Because Mom was in the hospital for more than three days, Medicare pays for the skilled nursing facility for 90 days. After the 90 days, the nursing home begins billing Mom at $8,000 per month and her savings are depleted in a few months. Mom now has less than $2,000 in her savings and is "Medi-Cal-eligible," so the state picks up the bill.
Now, suppose that Mom spends a year and a half at the nursing home before she dies. After the funeral, the children are preparing the house for sale, when the letter from Medi-Cal arrives. The Medi-Cal "Recovery Division" wants reimbursement for the $176,000 it spent on Mom's 22 months of care, and it is placing a lien on the house in that amount. There goes the college tuition payments for Mom's grandchildren -- well, at least one of them.
Was there a way of preserving the money and keeping the Recovery Division's hands off of Mom's estate? Yes.

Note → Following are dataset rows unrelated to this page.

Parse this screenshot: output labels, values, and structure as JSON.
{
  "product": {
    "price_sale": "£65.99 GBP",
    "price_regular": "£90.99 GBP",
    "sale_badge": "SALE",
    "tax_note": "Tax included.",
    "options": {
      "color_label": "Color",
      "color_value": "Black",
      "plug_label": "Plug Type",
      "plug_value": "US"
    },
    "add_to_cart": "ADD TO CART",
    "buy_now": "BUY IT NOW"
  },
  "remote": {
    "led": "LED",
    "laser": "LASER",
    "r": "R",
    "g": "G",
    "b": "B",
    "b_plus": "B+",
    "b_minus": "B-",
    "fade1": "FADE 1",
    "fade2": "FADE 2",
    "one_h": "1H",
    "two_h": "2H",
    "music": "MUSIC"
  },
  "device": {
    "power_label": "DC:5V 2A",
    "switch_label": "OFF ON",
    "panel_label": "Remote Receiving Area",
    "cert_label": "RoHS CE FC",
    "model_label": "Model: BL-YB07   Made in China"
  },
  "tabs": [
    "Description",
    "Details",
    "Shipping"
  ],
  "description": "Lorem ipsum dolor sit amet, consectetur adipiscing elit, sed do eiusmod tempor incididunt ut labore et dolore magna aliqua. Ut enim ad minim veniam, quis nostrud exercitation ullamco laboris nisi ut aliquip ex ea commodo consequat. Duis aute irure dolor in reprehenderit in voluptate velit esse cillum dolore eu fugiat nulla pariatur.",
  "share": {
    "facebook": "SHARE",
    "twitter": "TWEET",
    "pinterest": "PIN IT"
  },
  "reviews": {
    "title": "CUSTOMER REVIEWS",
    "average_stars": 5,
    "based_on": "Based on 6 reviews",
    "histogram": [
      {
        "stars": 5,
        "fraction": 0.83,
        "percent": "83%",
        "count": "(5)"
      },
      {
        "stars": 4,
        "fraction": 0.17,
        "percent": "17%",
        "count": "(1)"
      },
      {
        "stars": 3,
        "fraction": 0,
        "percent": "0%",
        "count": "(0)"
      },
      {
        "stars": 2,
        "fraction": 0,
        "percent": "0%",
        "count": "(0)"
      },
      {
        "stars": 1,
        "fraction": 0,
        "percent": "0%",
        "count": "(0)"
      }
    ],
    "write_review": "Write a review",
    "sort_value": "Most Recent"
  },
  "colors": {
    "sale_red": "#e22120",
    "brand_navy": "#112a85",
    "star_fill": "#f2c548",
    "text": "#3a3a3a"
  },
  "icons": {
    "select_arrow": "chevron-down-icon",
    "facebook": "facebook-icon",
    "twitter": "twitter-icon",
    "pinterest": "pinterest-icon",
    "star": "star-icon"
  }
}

Let's start with the home. It involves the transfer of the real property into a "life estate." In this case, Mom could have transferred the home to her children and reserved a "life estate" in the property. With a life estate, she would have retained full rights in the real property during her life, but at the moment of her death, the home is held by the children.
Thus, when Medi-Cal "looks back" to see what property Mom held at death, there's nothing to find. As for the savings she had, Medi-Cal planning involves a series of small daily transfers to relatives that divest Mom's estate of cash. So again, when Medi-Cal "looks back" to see whether Mom made any large transfers of property in the last few years of her life, there is nothing.

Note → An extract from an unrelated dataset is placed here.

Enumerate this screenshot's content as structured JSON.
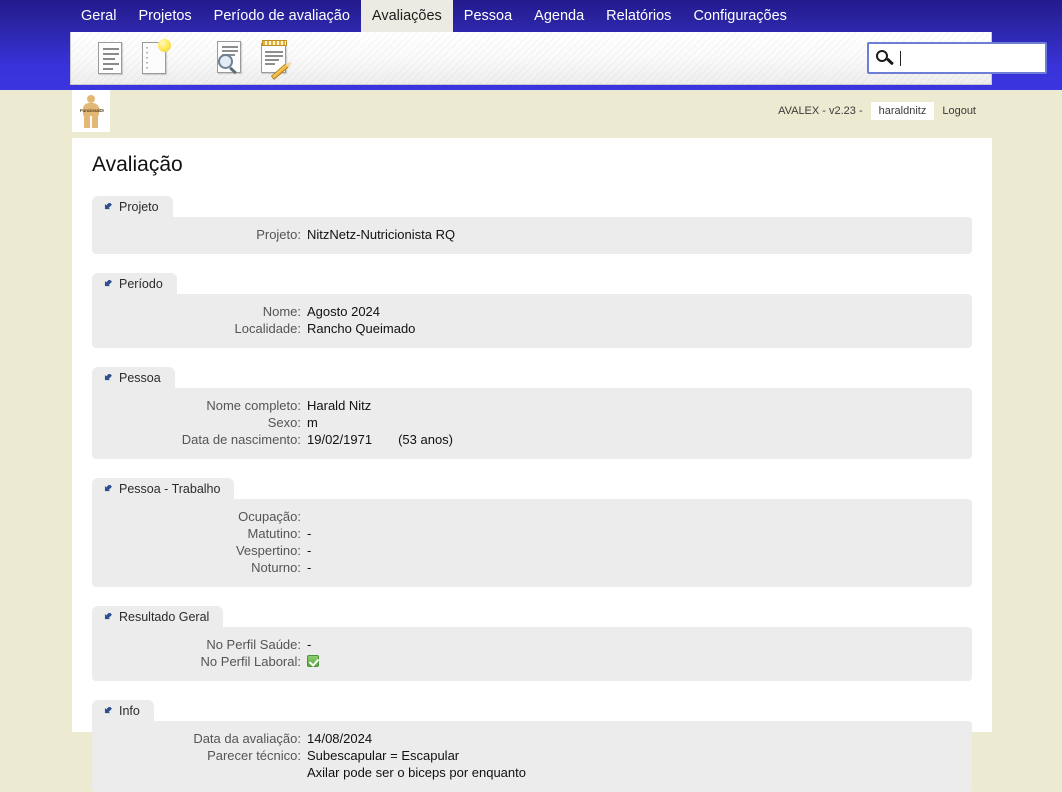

Now, you may be asking yourself the more philosophical question of whether this type of elder law planning is morally right. On one hand, here you have an elder with sufficient assets to cover the expense of skilled nursing, but through a series of monetary transfers and a life estate deed, the price of skilled nursing is passed on to the state -- our heretofore cash-strapped but still debt-ridden state.

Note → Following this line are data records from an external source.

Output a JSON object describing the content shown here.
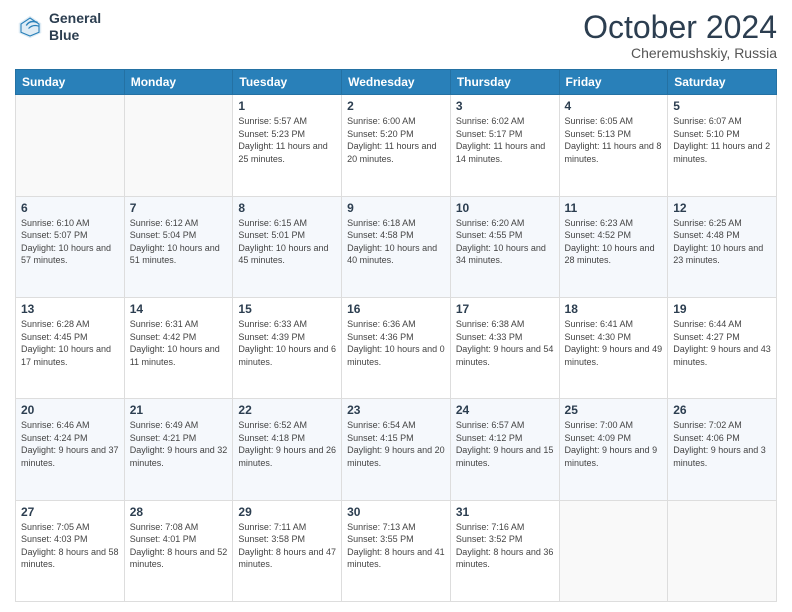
{
  "logo": {
    "line1": "General",
    "line2": "Blue"
  },
  "title": "October 2024",
  "location": "Cheremushskiy, Russia",
  "days_of_week": [
    "Sunday",
    "Monday",
    "Tuesday",
    "Wednesday",
    "Thursday",
    "Friday",
    "Saturday"
  ],
  "weeks": [
    [
      {
        "num": "",
        "sunrise": "",
        "sunset": "",
        "daylight": "",
        "empty": true
      },
      {
        "num": "",
        "sunrise": "",
        "sunset": "",
        "daylight": "",
        "empty": true
      },
      {
        "num": "1",
        "sunrise": "Sunrise: 5:57 AM",
        "sunset": "Sunset: 5:23 PM",
        "daylight": "Daylight: 11 hours and 25 minutes.",
        "empty": false
      },
      {
        "num": "2",
        "sunrise": "Sunrise: 6:00 AM",
        "sunset": "Sunset: 5:20 PM",
        "daylight": "Daylight: 11 hours and 20 minutes.",
        "empty": false
      },
      {
        "num": "3",
        "sunrise": "Sunrise: 6:02 AM",
        "sunset": "Sunset: 5:17 PM",
        "daylight": "Daylight: 11 hours and 14 minutes.",
        "empty": false
      },
      {
        "num": "4",
        "sunrise": "Sunrise: 6:05 AM",
        "sunset": "Sunset: 5:13 PM",
        "daylight": "Daylight: 11 hours and 8 minutes.",
        "empty": false
      },
      {
        "num": "5",
        "sunrise": "Sunrise: 6:07 AM",
        "sunset": "Sunset: 5:10 PM",
        "daylight": "Daylight: 11 hours and 2 minutes.",
        "empty": false
      }
    ],
    [
      {
        "num": "6",
        "sunrise": "Sunrise: 6:10 AM",
        "sunset": "Sunset: 5:07 PM",
        "daylight": "Daylight: 10 hours and 57 minutes.",
        "empty": false
      },
      {
        "num": "7",
        "sunrise": "Sunrise: 6:12 AM",
        "sunset": "Sunset: 5:04 PM",
        "daylight": "Daylight: 10 hours and 51 minutes.",
        "empty": false
      },
      {
        "num": "8",
        "sunrise": "Sunrise: 6:15 AM",
        "sunset": "Sunset: 5:01 PM",
        "daylight": "Daylight: 10 hours and 45 minutes.",
        "empty": false
      },
      {
        "num": "9",
        "sunrise": "Sunrise: 6:18 AM",
        "sunset": "Sunset: 4:58 PM",
        "daylight": "Daylight: 10 hours and 40 minutes.",
        "empty": false
      },
      {
        "num": "10",
        "sunrise": "Sunrise: 6:20 AM",
        "sunset": "Sunset: 4:55 PM",
        "daylight": "Daylight: 10 hours and 34 minutes.",
        "empty": false
      },
      {
        "num": "11",
        "sunrise": "Sunrise: 6:23 AM",
        "sunset": "Sunset: 4:52 PM",
        "daylight": "Daylight: 10 hours and 28 minutes.",
        "empty": false
      },
      {
        "num": "12",
        "sunrise": "Sunrise: 6:25 AM",
        "sunset": "Sunset: 4:48 PM",
        "daylight": "Daylight: 10 hours and 23 minutes.",
        "empty": false
      }
    ],
    [
      {
        "num": "13",
        "sunrise": "Sunrise: 6:28 AM",
        "sunset": "Sunset: 4:45 PM",
        "daylight": "Daylight: 10 hours and 17 minutes.",
        "empty": false
      },
      {
        "num": "14",
        "sunrise": "Sunrise: 6:31 AM",
        "sunset": "Sunset: 4:42 PM",
        "daylight": "Daylight: 10 hours and 11 minutes.",
        "empty": false
      },
      {
        "num": "15",
        "sunrise": "Sunrise: 6:33 AM",
        "sunset": "Sunset: 4:39 PM",
        "daylight": "Daylight: 10 hours and 6 minutes.",
        "empty": false
      },
      {
        "num": "16",
        "sunrise": "Sunrise: 6:36 AM",
        "sunset": "Sunset: 4:36 PM",
        "daylight": "Daylight: 10 hours and 0 minutes.",
        "empty": false
      },
      {
        "num": "17",
        "sunrise": "Sunrise: 6:38 AM",
        "sunset": "Sunset: 4:33 PM",
        "daylight": "Daylight: 9 hours and 54 minutes.",
        "empty": false
      },
      {
        "num": "18",
        "sunrise": "Sunrise: 6:41 AM",
        "sunset": "Sunset: 4:30 PM",
        "daylight": "Daylight: 9 hours and 49 minutes.",
        "empty": false
      },
      {
        "num": "19",
        "sunrise": "Sunrise: 6:44 AM",
        "sunset": "Sunset: 4:27 PM",
        "daylight": "Daylight: 9 hours and 43 minutes.",
        "empty": false
      }
    ],
    [
      {
        "num": "20",
        "sunrise": "Sunrise: 6:46 AM",
        "sunset": "Sunset: 4:24 PM",
        "daylight": "Daylight: 9 hours and 37 minutes.",
        "empty": false
      },
      {
        "num": "21",
        "sunrise": "Sunrise: 6:49 AM",
        "sunset": "Sunset: 4:21 PM",
        "daylight": "Daylight: 9 hours and 32 minutes.",
        "empty": false
      },
      {
        "num": "22",
        "sunrise": "Sunrise: 6:52 AM",
        "sunset": "Sunset: 4:18 PM",
        "daylight": "Daylight: 9 hours and 26 minutes.",
        "empty": false
      },
      {
        "num": "23",
        "sunrise": "Sunrise: 6:54 AM",
        "sunset": "Sunset: 4:15 PM",
        "daylight": "Daylight: 9 hours and 20 minutes.",
        "empty": false
      },
      {
        "num": "24",
        "sunrise": "Sunrise: 6:57 AM",
        "sunset": "Sunset: 4:12 PM",
        "daylight": "Daylight: 9 hours and 15 minutes.",
        "empty": false
      },
      {
        "num": "25",
        "sunrise": "Sunrise: 7:00 AM",
        "sunset": "Sunset: 4:09 PM",
        "daylight": "Daylight: 9 hours and 9 minutes.",
        "empty": false
      },
      {
        "num": "26",
        "sunrise": "Sunrise: 7:02 AM",
        "sunset": "Sunset: 4:06 PM",
        "daylight": "Daylight: 9 hours and 3 minutes.",
        "empty": false
      }
    ],
    [
      {
        "num": "27",
        "sunrise": "Sunrise: 7:05 AM",
        "sunset": "Sunset: 4:03 PM",
        "daylight": "Daylight: 8 hours and 58 minutes.",
        "empty": false
      },
      {
        "num": "28",
        "sunrise": "Sunrise: 7:08 AM",
        "sunset": "Sunset: 4:01 PM",
        "daylight": "Daylight: 8 hours and 52 minutes.",
        "empty": false
      },
      {
        "num": "29",
        "sunrise": "Sunrise: 7:11 AM",
        "sunset": "Sunset: 3:58 PM",
        "daylight": "Daylight: 8 hours and 47 minutes.",
        "empty": false
      },
      {
        "num": "30",
        "sunrise": "Sunrise: 7:13 AM",
        "sunset": "Sunset: 3:55 PM",
        "daylight": "Daylight: 8 hours and 41 minutes.",
        "empty": false
      },
      {
        "num": "31",
        "sunrise": "Sunrise: 7:16 AM",
        "sunset": "Sunset: 3:52 PM",
        "daylight": "Daylight: 8 hours and 36 minutes.",
        "empty": false
      },
      {
        "num": "",
        "sunrise": "",
        "sunset": "",
        "daylight": "",
        "empty": true
      },
      {
        "num": "",
        "sunrise": "",
        "sunset": "",
        "daylight": "",
        "empty": true
      }
    ]
  ]
}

On the other hand, if large corporations can take advantage of tax loopholes, then why can't Mom take advantage of the currently existing Medi-Cal laws?
Because, as Davisites, we all love a good policy discussion, I will leave that to you, the readers, to ponder. But regardless of your ethical view, it is legal, and for some people, Medi-Cal planning may be just what the doctor, or your counselor, ordered.